We first collected the hierarchical structures of all GO terms from the GoBasic.obo file in the GO database (2023-11-15 version), yielding 1,951,615 GO term pairs across five relationships: ‘is a’, ‘part of’, ‘regulates’, ‘negatively regulates’ and ‘positively regulates’. Next, we extracted the ancestral terms for all ground truths in the evaluation datasets used in this study, limiting the distance from each ground truth to its respective ancestor to within three hops. Finally, we calculated the semantic similarity between each ancestral term and its corresponding ground truth to assess whether the generated names achieved a higher similarity score with ancestral terms. For our evaluation, we computed hierarchical semantic similarity exclusively for gene sets in the GO dataset.
Pipeline of enrichment term test using verification reports
For gene sets in MSigDB, we first collected its verification report produced by the selfVeri-Agent of GeneAgent. Afterwards, each gene set and the associated report were used as the parameters of the instruction (Supplementary Document 1) for the GPT-4. Therefore, GPT-4 can summarize multiple enrichment terms for the given gene set. Finally, we used the exact match to evaluate the accuracy of the tested terms summarized by the GPT-4. Specifically, for each gene set in the evaluation, we first utilized g:Profiler to perform GSEA, where the P-value threshold is set to 0.05. Then, we obtained significant enrichment terms for the given gene sets as the ground truth. Finally, we counted the number of tested terms summarized by GPT-4 that correctly match the significant enrichment term of each gene set. One tested term is considered as accurate only when there is an exact match between all the words in the tested term and one term in the ground truth.
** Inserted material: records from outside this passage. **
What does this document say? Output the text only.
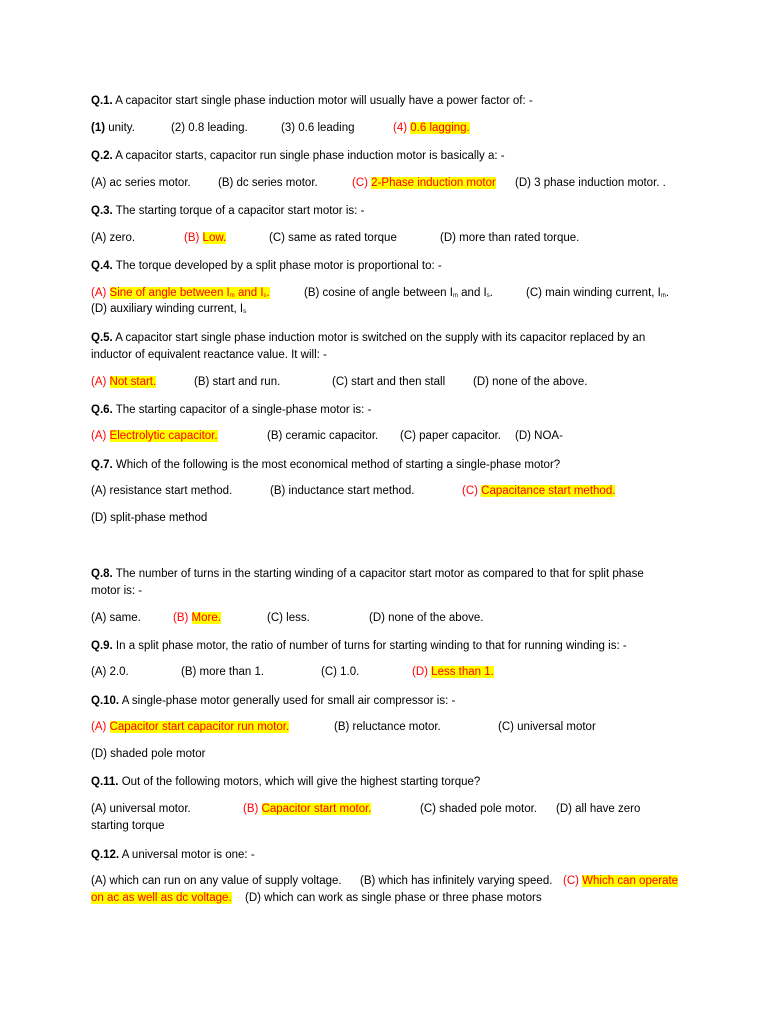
Q.1. A capacitor start single phase induction motor will usually have a power factor of: -
(1) unity.	(2) 0.8 leading.	(3) 0.6 leading	(4) 0.6 lagging.
Q.2. A capacitor starts, capacitor run single phase induction motor is basically a: -
(A) ac series motor. (B) dc series motor.	(C) 2-Phase induction motor (D) 3 phase induction motor. .
Q.3. The starting torque of a capacitor start motor is: -
(A) zero.	(B) Low.	(C) same as rated torque	(D) more than rated torque.
Q.4. The torque developed by a split phase motor is proportional to: -
(A) Sine of angle between $I_m$ and $I_s$.	(B) cosine of angle between $I_m$ and $I_s$.	(C) main winding current, $I_m$.
(D) auxiliary winding current, $I_s$
Q.5. A capacitor start single phase induction motor is switched on the supply with its capacitor replaced by an
inductor of equivalent reactance value. It will: -
(A) Not start.	(B) start and run.	(C) start and then stall (D) none of the above.
Q.6. The starting capacitor of a single-phase motor is: -
(A) Electrolytic capacitor.	(B) ceramic capacitor. (C) paper capacitor. (D) NOA-
Q.7. Which of the following is the most economical method of starting a single-phase motor?
(A) resistance start method.	(B) inductance start method.	(C) Capacitance start method.
(D) split-phase method
Q.8. The number of turns in the starting winding of a capacitor start motor as compared to that for split phase
motor is: -
(A) same.	(B) More.	(C) less.	(D) none of the above.
Q.9. In a split phase motor, the ratio of number of turns for starting winding to that for running winding is: -
(A) 2.0.	(B) more than 1.	(C) 1.0.	(D) Less than 1.
Q.10. A single-phase motor generally used for small air compressor is: -
(A) Capacitor start capacitor run motor.	(B) reluctance motor.	(C) universal motor
(D) shaded pole motor
Q.11. Out of the following motors, which will give the highest starting torque?
(A) universal motor.	(B) Capacitor start motor.	(C) shaded pole motor. (D) all have zero
starting torque
Q.12. A universal motor is one: -
(A) which can run on any value of supply voltage. (B) which has infinitely varying speed. (C) Which can operate
on ac as well as dc voltage. (D) which can work as single phase or three phase motors
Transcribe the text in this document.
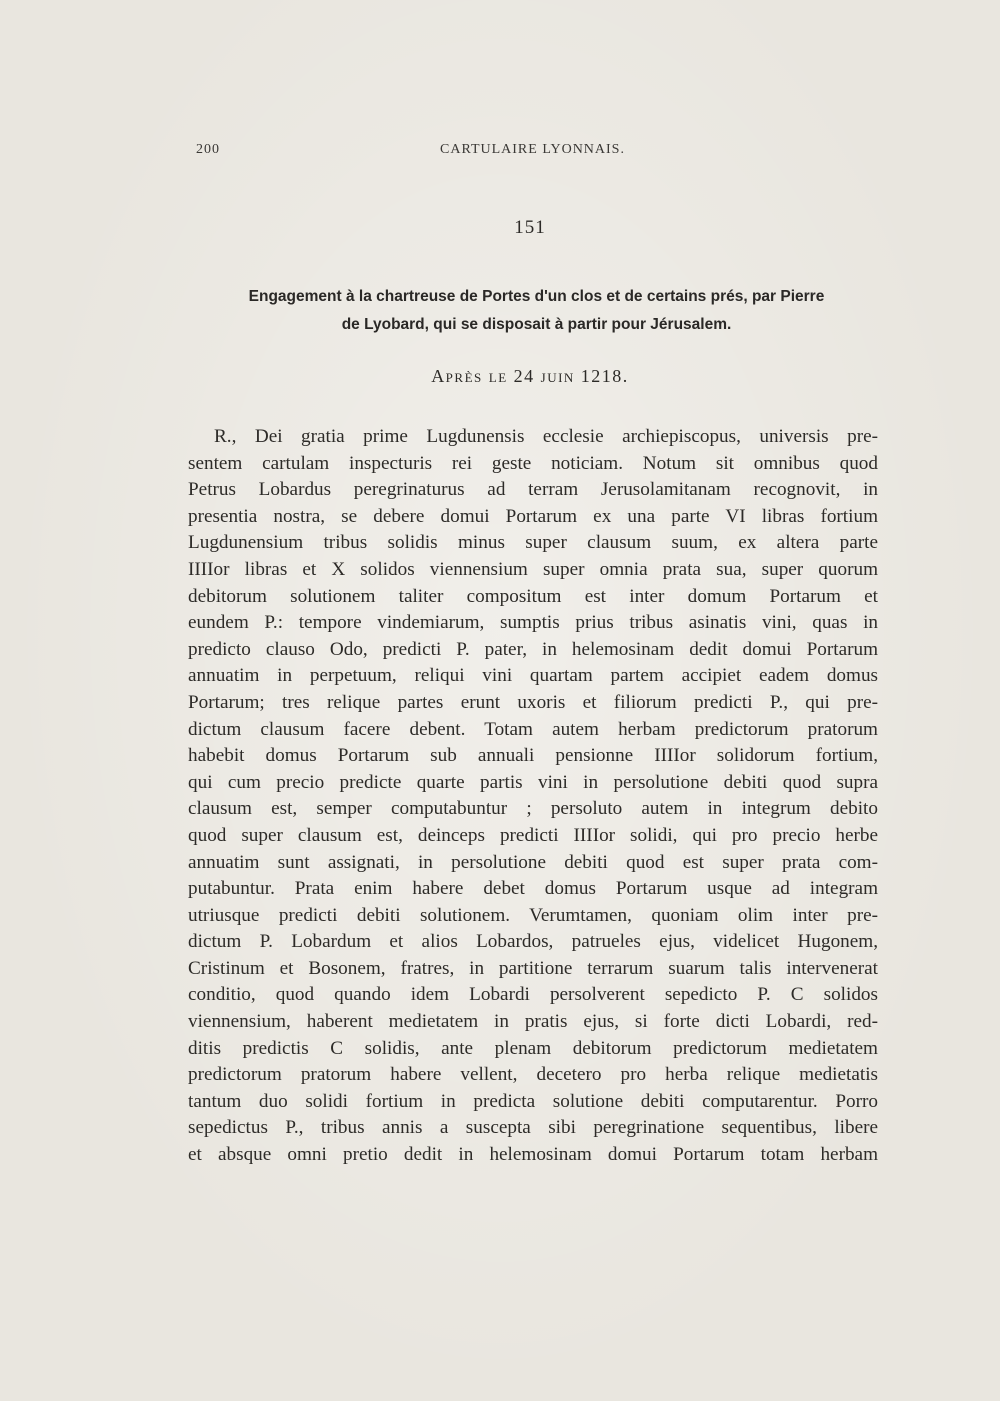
200	CARTULAIRE LYONNAIS.
151
Engagement à la chartreuse de Portes d'un clos et de certains prés, par Pierre
de Lyobard, qui se disposait à partir pour Jérusalem.
Après le 24 juin 1218.
R., Dei gratia prime Lugdunensis ecclesie archiepiscopus, universis pre-
sentem cartulam inspecturis rei geste noticiam. Notum sit omnibus quod
Petrus Lobardus peregrinaturus ad terram Jerusolamitanam recognovit, in
presentia nostra, se debere domui Portarum ex una parte VI libras fortium
Lugdunensium tribus solidis minus super clausum suum, ex altera parte
IIIIor libras et X solidos viennensium super omnia prata sua, super quorum
debitorum solutionem taliter compositum est inter domum Portarum et
eundem P.: tempore vindemiarum, sumptis prius tribus asinatis vini, quas in
predicto clauso Odo, predicti P. pater, in helemosinam dedit domui Portarum
annuatim in perpetuum, reliqui vini quartam partem accipiet eadem domus
Portarum; tres relique partes erunt uxoris et filiorum predicti P., qui pre-
dictum clausum facere debent. Totam autem herbam predictorum pratorum
habebit domus Portarum sub annuali pensionne IIIIor solidorum fortium,
qui cum precio predicte quarte partis vini in persolutione debiti quod supra
clausum est, semper computabuntur ; persoluto autem in integrum debito
quod super clausum est, deinceps predicti IIIIor solidi, qui pro precio herbe
annuatim sunt assignati, in persolutione debiti quod est super prata com-
putabuntur. Prata enim habere debet domus Portarum usque ad integram
utriusque predicti debiti solutionem. Verumtamen, quoniam olim inter pre-
dictum P. Lobardum et alios Lobardos, patrueles ejus, videlicet Hugonem,
Cristinum et Bosonem, fratres, in partitione terrarum suarum talis intervenerat
conditio, quod quando idem Lobardi persolverent sepedicto P. C solidos
viennensium, haberent medietatem in pratis ejus, si forte dicti Lobardi, red-
ditis predictis C solidis, ante plenam debitorum predictorum medietatem
predictorum pratorum habere vellent, decetero pro herba relique medietatis
tantum duo solidi fortium in predicta solutione debiti computarentur. Porro
sepedictus P., tribus annis a suscepta sibi peregrinatione sequentibus, libere
et absque omni pretio dedit in helemosinam domui Portarum totam herbam
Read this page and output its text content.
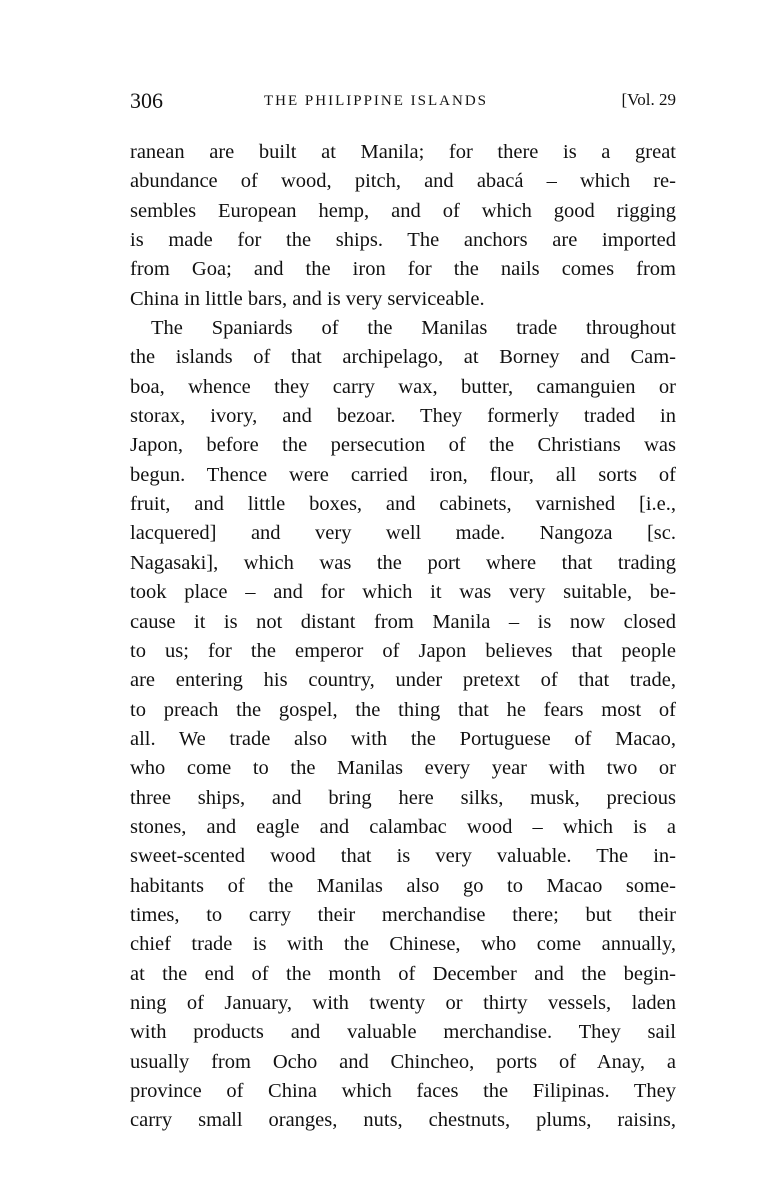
306	THE PHILIPPINE ISLANDS	[Vol. 29
ranean are built at Manila; for there is a great
abundance of wood, pitch, and abacá – which re-
sembles European hemp, and of which good rigging
is made for the ships. The anchors are imported
from Goa; and the iron for the nails comes from
China in little bars, and is very serviceable.
The Spaniards of the Manilas trade throughout
the islands of that archipelago, at Borney and Cam-
boa, whence they carry wax, butter, camanguien or
storax, ivory, and bezoar. They formerly traded in
Japon, before the persecution of the Christians was
begun. Thence were carried iron, flour, all sorts of
fruit, and little boxes, and cabinets, varnished [i.e.,
lacquered] and very well made. Nangoza [sc.
Nagasaki], which was the port where that trading
took place – and for which it was very suitable, be-
cause it is not distant from Manila – is now closed
to us; for the emperor of Japon believes that people
are entering his country, under pretext of that trade,
to preach the gospel, the thing that he fears most of
all. We trade also with the Portuguese of Macao,
who come to the Manilas every year with two or
three ships, and bring here silks, musk, precious
stones, and eagle and calambac wood – which is a
sweet-scented wood that is very valuable. The in-
habitants of the Manilas also go to Macao some-
times, to carry their merchandise there; but their
chief trade is with the Chinese, who come annually,
at the end of the month of December and the begin-
ning of January, with twenty or thirty vessels, laden
with products and valuable merchandise. They sail
usually from Ocho and Chincheo, ports of Anay, a
province of China which faces the Filipinas. They
carry small oranges, nuts, chestnuts, plums, raisins,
Human checking for the decisions of selfVeri-Agent
We randomly selected ten gene sets from NeST with 132 claims for human inspection. There are two parts in the verification report: the claims and the decisions to the claims along with evidence (Supplementary Document 2). Annotators were asked to label the selfVeri-Agent decisions (that is, support, partially support and refute) for each claim and judge whether such decisions are correct, partially correct or incorrect, which follows the study of natural language inference52 and fact verification53. For each claim, the annotators need to make a judgment based on assertions of the gene (set) functions provided in the evidence:
-
a.
Correct: This category applies when GeneAgent’s decision completely aligns with the evidence supporting the input claim. The decision is considered correct if it accurately reflects the evidence documented, demonstrating a clear and direct connection between the claim and the supporting data.
-
b.
Partially correct: It is designated when GeneAgent’s decision requires indirect reasoning or when the decision, although related, does not completely align with the direct evidence provided. This occurs when the decision is somewhat supported by the evidence but requires additional inference or context to be fully understood as supporting the input claim.
-
c.
Incorrect: This category is used when GeneAgent’s decision either contradicts the evidence or lacks any substantiation from the verification report.
Melanoma gene sets in the preclinical study
The mouse B2905 melanoma cell line, which is derived from a tumor from the M4 model, where melanoma is induced by ultraviolet irradiation on pups of hepatocyte growth factor-transgenic C57BL/6 mice54.
Specifically, 24 single cells were isolated from the parental B2905 melanoma line and then expanded to become individual clonal sublines (that is, C1 to C24)55. Each of these 24 sublines was subjected to whole-exome sequencing and full-transcript single-cell RNA sequencing using the Smart-seq2 protocol. The single nucleotide variants called from exome sequencing results were used to build the tumor progression tree for all the 24 sublines. Based on the in vivo growth and therapeutic responses of the sublines in the clusters, three clades are named as ‘high aggressiveness and resistant (HA-R)’, ‘high aggressiveness and sensitive (HA-S)’ and ‘low aggressiveness and sensitive (LA-S)’32. Afterwards, EvoGeneX56 is applied to the single-cell RNA-sequencing data of the 24 clonal sublines, where the phylogenetic relation is defined by the mutation-based tumor progression tree, to identify adaptively upregulated and downregulated genes in each of HA-R, HA-S and LA-S clades. The adaptively upregulated and downregulated gene lists were then subjected to the Kyoto Encyclopedia of Genes and Genomes pathway enrichment analysis. The genes in the enrichments and their enriched terms are used to test the GeneAgent. In our case study, we only utilized the seven gene sets analyzed from the clonal subline as the evaluation data of GeneAgent. We did not access or process any original data from clinical experiments.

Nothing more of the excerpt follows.